Je ne veux pas non plus être une personne pessimiste ou mélancolique, ni qu’on qualifie mes démons de « dépressifs », car tout ce que je fais, c’est vivre en acceptant que mes jours comprennent plusieurs nuances, tout comme mes circonstances.

Donc, si je défends mes démons, deux choix s’offrent à moi : soit je m’accepte, soit je me rejette.

Si j’accepte leur existence, ils ne me feront pas souffrir, puisque je n’essaierai pas de les éviter, et que je ne serai pas frustrée qu’ils finissent toujours par me rattraper et m’enlacer avec toujours plus de force, jusqu’à me couper le souffle. Dans ce cas, oui, mes démons peuvent être nocifs pour moi.

Je préfère donc aller vers eux et les inviter à m’aider à avoir les idées claires, car si je les laisse entrer et qu’ils me disent que lutter en vaut la peine car le bonheur mérite d’être vécu, ils sont sincères.

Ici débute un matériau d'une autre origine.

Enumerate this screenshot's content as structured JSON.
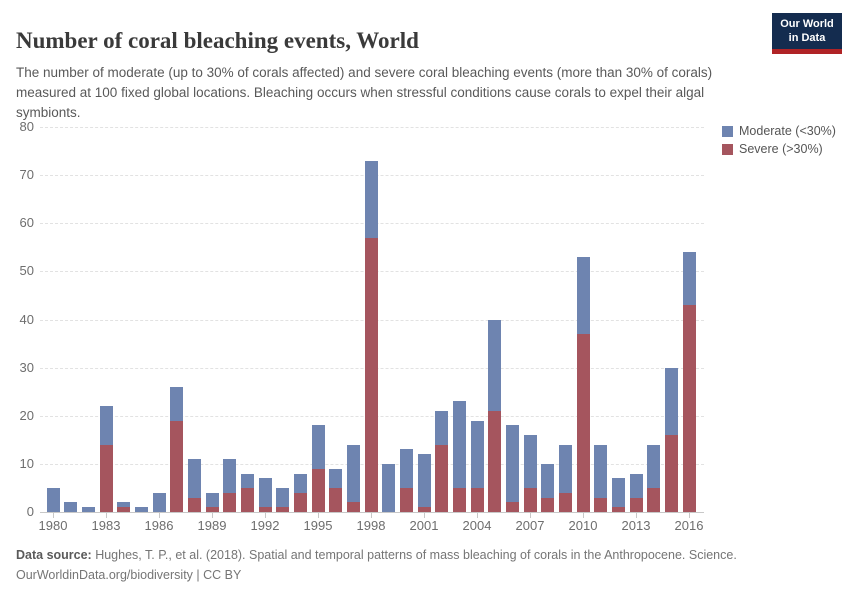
{
  "header": {
    "title": "Number of coral bleaching events, World",
    "subtitle": "The number of moderate (up to 30% of corals affected) and severe coral bleaching events (more than 30% of corals) measured at 100 fixed global locations. Bleaching occurs when stressful conditions cause corals to expel their algal symbionts.",
    "logo": {
      "line1": "Our World",
      "line2": "in Data"
    }
  },
  "legend": [
    {
      "label": "Moderate (<30%)",
      "color": "#6e84b0"
    },
    {
      "label": "Severe (>30%)",
      "color": "#a5555e"
    }
  ],
  "chart_data": {
    "type": "bar",
    "stacked": true,
    "title": "Number of coral bleaching events, World",
    "xlabel": "",
    "ylabel": "",
    "ylim": [
      0,
      80
    ],
    "ytick_step": 10,
    "grid": "horizontal-dashed",
    "legend_position": "top-right",
    "x": [
      1980,
      1981,
      1982,
      1983,
      1984,
      1985,
      1986,
      1987,
      1988,
      1989,
      1990,
      1991,
      1992,
      1993,
      1994,
      1995,
      1996,
      1997,
      1998,
      1999,
      2000,
      2001,
      2002,
      2003,
      2004,
      2005,
      2006,
      2007,
      2008,
      2009,
      2010,
      2011,
      2012,
      2013,
      2014,
      2015,
      2016
    ],
    "xtick_labels": [
      "1980",
      "1983",
      "1986",
      "1989",
      "1992",
      "1995",
      "1998",
      "2001",
      "2004",
      "2007",
      "2010",
      "2013",
      "2016"
    ],
    "series": [
      {
        "name": "Severe (>30%)",
        "color": "#a5555e",
        "values": [
          0,
          0,
          0,
          14,
          1,
          0,
          0,
          19,
          3,
          1,
          4,
          5,
          1,
          1,
          4,
          9,
          5,
          2,
          57,
          0,
          5,
          1,
          14,
          5,
          5,
          21,
          2,
          5,
          3,
          4,
          37,
          3,
          1,
          3,
          5,
          16,
          43
        ]
      },
      {
        "name": "Moderate (<30%)",
        "color": "#6e84b0",
        "values": [
          5,
          2,
          1,
          8,
          1,
          1,
          4,
          7,
          8,
          3,
          7,
          3,
          6,
          4,
          4,
          9,
          4,
          12,
          16,
          10,
          8,
          11,
          7,
          18,
          14,
          19,
          16,
          11,
          7,
          10,
          16,
          11,
          6,
          5,
          9,
          14,
          11
        ]
      }
    ],
    "totals": [
      5,
      2,
      1,
      22,
      2,
      1,
      4,
      26,
      11,
      4,
      11,
      8,
      7,
      5,
      8,
      18,
      9,
      14,
      73,
      10,
      13,
      12,
      21,
      23,
      19,
      40,
      18,
      16,
      10,
      14,
      53,
      14,
      7,
      8,
      14,
      30,
      54
    ]
  },
  "footer": {
    "source_label": "Data source:",
    "source_text": " Hughes, T. P., et al. (2018). Spatial and temporal patterns of mass bleaching of corals in the Anthropocene. Science.",
    "link_text": "OurWorldinData.org/biodiversity | CC BY"
  }
}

« Il faut aller bien pour pouvoir être heureux », n’est pas ma devise. Pour moi, la tristesse et la joie cohabitent et ont besoin l’une de l’autre.

Il est plus sain de « vivre en pensant qu’on ira bien même si parfois on va mal ». Ma réponse à ce que mes démons me poussent à penser et à apprécier, dépend de moi, et de ma capacité à m’ouvrir à la vie.

Face à la multitude de raisonnements et de recettes pour presque tout, mes démons crient sur moi jusqu’à réussir à blesser mon âme en pensant que jamais je n’atteindrai la plénitude, ne sachant pas profiter du moment présent ou n’ayant pas envie de sourire, depuis le lever jusqu’au coucher.

C’est donc pour toutes ces raisons que je me réserve le droit d’utiliser ma tristesse à bon escient, car mes démons refusent de tomber dans le piège qui les fait grossir.

Mes démons m’aiment et ne me veulent aucun mal. Ils cherchent seulement à me prendre dans leurs bras sans que je ne m’y oppose afin de me rappeler que je suis en vie.